Record a Call in Ruby with Vonage Voice API WebSockets
Published on November 5, 2020

The Vonage Voice API WebSockets feature recently left Beta status and became generally available. WebSockets allows you to create two-way communication over a single persistent TCP connection. You do not need to handle multiple HTTP requests and responses with WebSockets. A single WebSocket connection can enable text and binary data communication continuously, with only a single connection opened.

While WebSockets can simplify the HTTP response and request cycle, it is a different paradigm to build an application with. Thankfully, most commonly used programming languages have WebSocket tooling that can help take some complexity out of the process.

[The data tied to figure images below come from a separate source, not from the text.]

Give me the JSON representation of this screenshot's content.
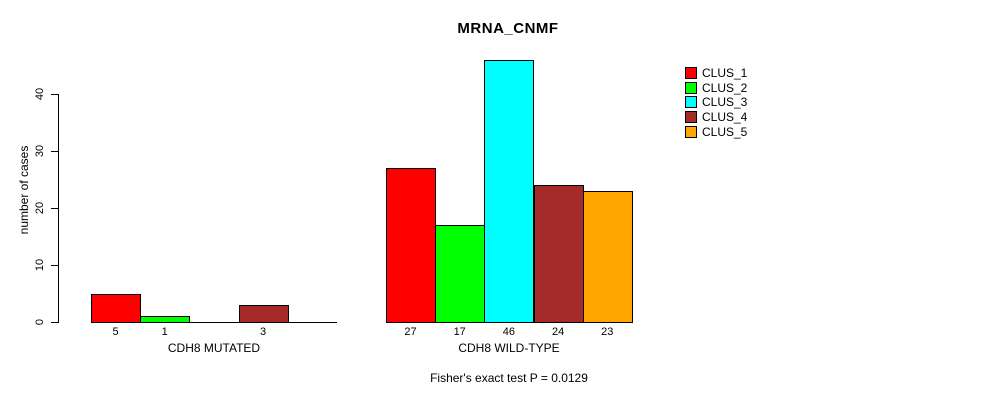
{
  "chart_data": {
    "type": "bar",
    "title": "MRNA_CNMF",
    "ylabel": "number of cases",
    "yticks": [
      0,
      10,
      20,
      30,
      40
    ],
    "ylim": [
      0,
      46
    ],
    "grid": false,
    "legend_position": "right",
    "categories": [
      "CDH8 MUTATED",
      "CDH8 WILD-TYPE"
    ],
    "series": [
      {
        "name": "CLUS_1",
        "color": "#FF0000",
        "values": [
          5,
          27
        ]
      },
      {
        "name": "CLUS_2",
        "color": "#00FF00",
        "values": [
          1,
          17
        ]
      },
      {
        "name": "CLUS_3",
        "color": "#00FFFF",
        "values": [
          0,
          46
        ]
      },
      {
        "name": "CLUS_4",
        "color": "#A52A2A",
        "values": [
          3,
          24
        ]
      },
      {
        "name": "CLUS_5",
        "color": "#FFA500",
        "values": [
          0,
          23
        ]
      }
    ],
    "bar_value_labels": [
      [
        "5",
        "1",
        "",
        "3",
        ""
      ],
      [
        "27",
        "17",
        "46",
        "24",
        "23"
      ]
    ],
    "annotation": "Fisher's exact test P = 0.0129"
  }
}
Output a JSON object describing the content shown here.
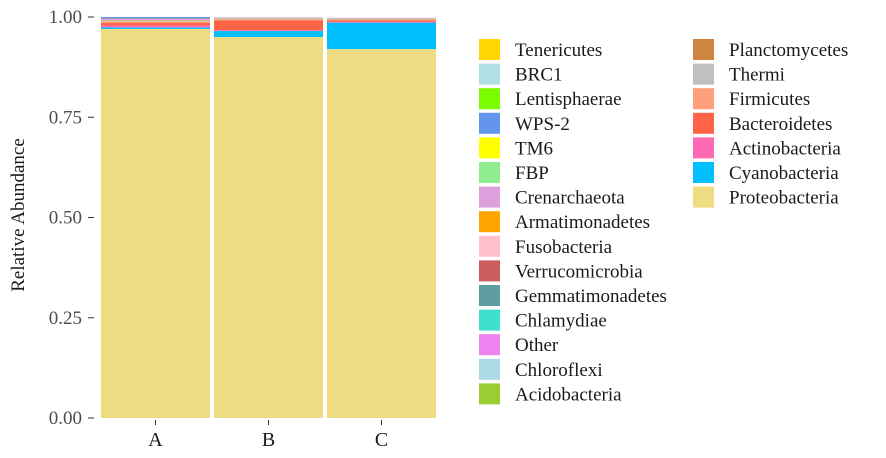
{
  "chart_data": {
    "type": "bar",
    "stacked": true,
    "title": "",
    "xlabel": "",
    "ylabel": "Relative Abundance",
    "ylim": [
      0,
      1
    ],
    "yticks": [
      "0.00",
      "0.25",
      "0.50",
      "0.75",
      "1.00"
    ],
    "ytick_values": [
      0,
      0.25,
      0.5,
      0.75,
      1
    ],
    "grid": false,
    "legend_position": "right",
    "categories": [
      "A",
      "B",
      "C"
    ],
    "series": [
      {
        "name": "Proteobacteria",
        "color": "#EEDC82",
        "values": [
          0.97,
          0.95,
          0.92
        ]
      },
      {
        "name": "Cyanobacteria",
        "color": "#00BFFF",
        "values": [
          0.004,
          0.015,
          0.066
        ]
      },
      {
        "name": "Actinobacteria",
        "color": "#FF69B4",
        "values": [
          0.005,
          0.002,
          0.002
        ]
      },
      {
        "name": "Bacteroidetes",
        "color": "#FF6347",
        "values": [
          0.006,
          0.025,
          0.004
        ]
      },
      {
        "name": "Firmicutes",
        "color": "#FFA07A",
        "values": [
          0.004,
          0.002,
          0.001
        ]
      },
      {
        "name": "Thermi",
        "color": "#C0C0C0",
        "values": [
          0.001,
          0.001,
          0.001
        ]
      },
      {
        "name": "Planctomycetes",
        "color": "#CD853F",
        "values": [
          0.001,
          0.001,
          0.001
        ]
      },
      {
        "name": "Acidobacteria",
        "color": "#9ACD32",
        "values": [
          0.001,
          0.001,
          0.001
        ]
      },
      {
        "name": "Chloroflexi",
        "color": "#ADD8E6",
        "values": [
          0.001,
          0.001,
          0.001
        ]
      },
      {
        "name": "Other",
        "color": "#EE82EE",
        "values": [
          0.002,
          0.001,
          0.001
        ]
      },
      {
        "name": "Chlamydiae",
        "color": "#40E0D0",
        "values": [
          0,
          0,
          0
        ]
      },
      {
        "name": "Gemmatimonadetes",
        "color": "#5F9EA0",
        "values": [
          0.001,
          0,
          0
        ]
      },
      {
        "name": "Verrucomicrobia",
        "color": "#CD5C5C",
        "values": [
          0.001,
          0,
          0
        ]
      },
      {
        "name": "Fusobacteria",
        "color": "#FFC0CB",
        "values": [
          0,
          0,
          0
        ]
      },
      {
        "name": "Armatimonadetes",
        "color": "#FFA500",
        "values": [
          0,
          0,
          0
        ]
      },
      {
        "name": "Crenarchaeota",
        "color": "#DDA0DD",
        "values": [
          0,
          0,
          0
        ]
      },
      {
        "name": "FBP",
        "color": "#90EE90",
        "values": [
          0,
          0,
          0
        ]
      },
      {
        "name": "TM6",
        "color": "#FFFF00",
        "values": [
          0,
          0,
          0
        ]
      },
      {
        "name": "WPS-2",
        "color": "#6495ED",
        "values": [
          0.003,
          0,
          0
        ]
      },
      {
        "name": "Lentisphaerae",
        "color": "#7CFC00",
        "values": [
          0,
          0,
          0
        ]
      },
      {
        "name": "BRC1",
        "color": "#B0E0E6",
        "values": [
          0,
          0,
          0
        ]
      },
      {
        "name": "Tenericutes",
        "color": "#FFD700",
        "values": [
          0,
          0,
          0
        ]
      }
    ],
    "legend": [
      {
        "name": "Tenericutes",
        "color": "#FFD700"
      },
      {
        "name": "BRC1",
        "color": "#B0E0E6"
      },
      {
        "name": "Lentisphaerae",
        "color": "#7CFC00"
      },
      {
        "name": "WPS-2",
        "color": "#6495ED"
      },
      {
        "name": "TM6",
        "color": "#FFFF00"
      },
      {
        "name": "FBP",
        "color": "#90EE90"
      },
      {
        "name": "Crenarchaeota",
        "color": "#DDA0DD"
      },
      {
        "name": "Armatimonadetes",
        "color": "#FFA500"
      },
      {
        "name": "Fusobacteria",
        "color": "#FFC0CB"
      },
      {
        "name": "Verrucomicrobia",
        "color": "#CD5C5C"
      },
      {
        "name": "Gemmatimonadetes",
        "color": "#5F9EA0"
      },
      {
        "name": "Chlamydiae",
        "color": "#40E0D0"
      },
      {
        "name": "Other",
        "color": "#EE82EE"
      },
      {
        "name": "Chloroflexi",
        "color": "#ADD8E6"
      },
      {
        "name": "Acidobacteria",
        "color": "#9ACD32"
      },
      {
        "name": "Planctomycetes",
        "color": "#CD853F"
      },
      {
        "name": "Thermi",
        "color": "#C0C0C0"
      },
      {
        "name": "Firmicutes",
        "color": "#FFA07A"
      },
      {
        "name": "Bacteroidetes",
        "color": "#FF6347"
      },
      {
        "name": "Actinobacteria",
        "color": "#FF69B4"
      },
      {
        "name": "Cyanobacteria",
        "color": "#00BFFF"
      },
      {
        "name": "Proteobacteria",
        "color": "#EEDC82"
      }
    ]
  }
}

In this tutorial, we are going to build a small webserver to work with WebSockets in Ruby. The server will handle incoming voice calls, WebSocket connections, and render HTML. We will be using Rack as our web interface and Thin as our web server. This tutorial does not require any existing knowledge about working with WebSockets, but it does assume some light experience working with web servers in Ruby.

tl;dr If you would like to skip ahead and just run the app, you can find a fully working version on GitHub.

Prerequisites

This tutorial requires Ruby v2.7 or higher to be installed on your machine. Also, several gems are used in the application. Each one of them is listed in the Gemfile we will create later on and will be installed via executing bundle install from the command line:

We can now move on to begin our application implementation.

Vonage API Account

DT API Account

To complete this tutorial, you will need a DT API account. If you don’t have one already, you can sign up today and start building with free credit. Once you have an account, you can find your API Key and API Secret at the top of the DT API Dashboard.

This tutorial also uses a virtual phone number. To purchase one, go to Numbers > Buy Numbers and search for one that meets your needs.

Our last step in setting up our API account is to create a Voice API Application. We will link the virtual phone number we provisioned to this application and set the webhook URLs.

From the Vonage API Dashboard navigate to Your applications and click on Create a new application. This will present you with the following page:

Dashboard Create ApplicationDashboard Create Application

The key areas to focus on to create your application are highlighted in purple:

  • Name: You can give your application any name you choose.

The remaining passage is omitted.